The identification of unmarked graves is important in archaeology, forensics, and cemetery management, but invasive methods are often restricted due to ethical or cultural concerns. This necessitates the use of non-invasive geophysical techniques. Our study demonstrates the potential of induced polarization (IP) imaging as a non-invasive remote sensing technique specifically suited for detecting and characterizing unmarked graves. IP leverages changes in the electrical properties of soil and pore water, influenced by the accumulation of organic matter from decomposition processes. Measurements were conducted at an inactive cemetery using non-invasive textile electrodes to map a documented grave from the early 1990s, with a survey design optimized for high spatial resolution.
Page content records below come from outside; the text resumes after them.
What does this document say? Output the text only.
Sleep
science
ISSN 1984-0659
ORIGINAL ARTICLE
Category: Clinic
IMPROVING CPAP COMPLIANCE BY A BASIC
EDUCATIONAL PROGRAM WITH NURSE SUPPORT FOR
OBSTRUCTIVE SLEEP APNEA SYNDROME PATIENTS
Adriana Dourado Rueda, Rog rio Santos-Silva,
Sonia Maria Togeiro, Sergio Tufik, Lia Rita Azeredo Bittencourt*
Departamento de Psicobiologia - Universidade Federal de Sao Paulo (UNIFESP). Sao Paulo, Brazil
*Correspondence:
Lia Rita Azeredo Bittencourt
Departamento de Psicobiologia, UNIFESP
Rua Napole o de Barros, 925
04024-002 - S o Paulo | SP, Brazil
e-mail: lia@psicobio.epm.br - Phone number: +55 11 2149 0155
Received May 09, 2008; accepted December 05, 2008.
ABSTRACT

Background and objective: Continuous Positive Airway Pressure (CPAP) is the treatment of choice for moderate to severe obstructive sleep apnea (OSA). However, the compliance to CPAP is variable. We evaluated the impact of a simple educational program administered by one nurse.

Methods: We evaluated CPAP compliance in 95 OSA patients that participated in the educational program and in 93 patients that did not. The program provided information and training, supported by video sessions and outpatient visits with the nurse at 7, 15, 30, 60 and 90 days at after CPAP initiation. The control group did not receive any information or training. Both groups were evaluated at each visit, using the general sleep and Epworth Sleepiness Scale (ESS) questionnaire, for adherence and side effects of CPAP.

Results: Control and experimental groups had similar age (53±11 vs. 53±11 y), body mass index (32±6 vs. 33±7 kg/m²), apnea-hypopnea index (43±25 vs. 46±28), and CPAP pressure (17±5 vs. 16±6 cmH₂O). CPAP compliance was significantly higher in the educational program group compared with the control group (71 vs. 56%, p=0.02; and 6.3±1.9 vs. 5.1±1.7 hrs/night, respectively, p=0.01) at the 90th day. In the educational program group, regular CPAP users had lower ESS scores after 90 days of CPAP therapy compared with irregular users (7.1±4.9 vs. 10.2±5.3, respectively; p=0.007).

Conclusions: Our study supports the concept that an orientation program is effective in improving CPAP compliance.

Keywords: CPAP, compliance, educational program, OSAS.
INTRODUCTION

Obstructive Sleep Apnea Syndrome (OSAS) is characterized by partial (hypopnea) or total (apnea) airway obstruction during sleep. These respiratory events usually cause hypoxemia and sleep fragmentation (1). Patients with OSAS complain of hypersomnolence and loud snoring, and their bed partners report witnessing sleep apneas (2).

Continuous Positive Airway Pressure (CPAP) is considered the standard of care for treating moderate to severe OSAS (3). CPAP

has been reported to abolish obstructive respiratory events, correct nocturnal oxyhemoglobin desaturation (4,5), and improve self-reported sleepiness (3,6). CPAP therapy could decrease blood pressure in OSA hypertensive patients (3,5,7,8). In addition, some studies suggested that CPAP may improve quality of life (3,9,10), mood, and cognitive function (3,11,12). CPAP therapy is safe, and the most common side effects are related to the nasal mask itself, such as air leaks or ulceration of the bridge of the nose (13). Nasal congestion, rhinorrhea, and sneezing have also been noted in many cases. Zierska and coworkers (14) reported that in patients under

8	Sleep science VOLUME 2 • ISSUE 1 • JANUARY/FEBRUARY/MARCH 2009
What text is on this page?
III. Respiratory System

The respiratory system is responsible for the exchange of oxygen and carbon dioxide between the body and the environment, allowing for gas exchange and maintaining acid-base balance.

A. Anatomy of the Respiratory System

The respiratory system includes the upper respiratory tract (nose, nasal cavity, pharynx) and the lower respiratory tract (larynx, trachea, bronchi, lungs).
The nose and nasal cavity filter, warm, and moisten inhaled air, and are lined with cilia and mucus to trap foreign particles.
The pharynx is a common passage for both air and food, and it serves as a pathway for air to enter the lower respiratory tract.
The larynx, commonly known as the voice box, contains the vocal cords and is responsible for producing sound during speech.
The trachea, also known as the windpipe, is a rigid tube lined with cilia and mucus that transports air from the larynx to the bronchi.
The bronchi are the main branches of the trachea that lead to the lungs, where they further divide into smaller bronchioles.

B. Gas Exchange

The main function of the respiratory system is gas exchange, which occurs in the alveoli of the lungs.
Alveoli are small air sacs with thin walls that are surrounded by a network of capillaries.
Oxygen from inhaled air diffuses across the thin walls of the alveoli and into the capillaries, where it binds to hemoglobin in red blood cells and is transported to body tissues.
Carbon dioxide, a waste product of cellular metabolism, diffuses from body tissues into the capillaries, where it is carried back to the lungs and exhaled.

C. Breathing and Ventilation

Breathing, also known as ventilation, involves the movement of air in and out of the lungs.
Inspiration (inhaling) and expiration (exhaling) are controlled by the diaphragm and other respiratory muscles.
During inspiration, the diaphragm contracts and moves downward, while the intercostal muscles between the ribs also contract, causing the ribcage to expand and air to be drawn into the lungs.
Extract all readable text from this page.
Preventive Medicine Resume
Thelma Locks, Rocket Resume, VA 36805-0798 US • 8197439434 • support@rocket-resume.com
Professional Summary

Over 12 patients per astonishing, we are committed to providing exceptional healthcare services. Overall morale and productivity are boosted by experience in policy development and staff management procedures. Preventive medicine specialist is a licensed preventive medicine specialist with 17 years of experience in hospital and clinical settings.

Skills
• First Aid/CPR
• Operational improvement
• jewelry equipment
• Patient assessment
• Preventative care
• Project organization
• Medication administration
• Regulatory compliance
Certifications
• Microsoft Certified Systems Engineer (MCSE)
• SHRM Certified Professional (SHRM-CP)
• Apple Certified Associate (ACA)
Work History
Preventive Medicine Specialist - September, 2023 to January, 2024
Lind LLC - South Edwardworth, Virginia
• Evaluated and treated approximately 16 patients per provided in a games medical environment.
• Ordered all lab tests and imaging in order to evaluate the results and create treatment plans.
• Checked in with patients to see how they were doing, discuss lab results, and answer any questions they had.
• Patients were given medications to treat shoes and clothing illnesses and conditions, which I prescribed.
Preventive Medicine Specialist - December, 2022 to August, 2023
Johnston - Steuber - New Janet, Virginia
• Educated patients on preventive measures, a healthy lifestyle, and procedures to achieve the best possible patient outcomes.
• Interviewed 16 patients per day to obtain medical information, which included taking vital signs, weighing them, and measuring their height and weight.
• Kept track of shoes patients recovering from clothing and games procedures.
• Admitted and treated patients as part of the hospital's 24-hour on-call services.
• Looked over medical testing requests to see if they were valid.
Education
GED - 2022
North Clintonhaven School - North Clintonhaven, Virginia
The results reveal a distinct polarizable anomaly at a 0.75–1.0 m depth with phase shifts exceeding 12 mrad, attributed to organic carbon from wooden burial boxes, and a plume-shaped conductive anomaly indicating the migration of dissolved organic matter. While electrical conductivity alone yielded diffuse grave boundaries, the polarization response sharply delineated the grave, aligning with photographic documentation. These findings underscore the value of IP imaging as a non-invasive, data-driven approach for the accurate localization and characterization of graves. The methodology presented here offers a promising new tool for archaeological prospection and forensic search operations, expanding the geophysical toolkit available for remote sensing in culturally and legally sensitive contexts.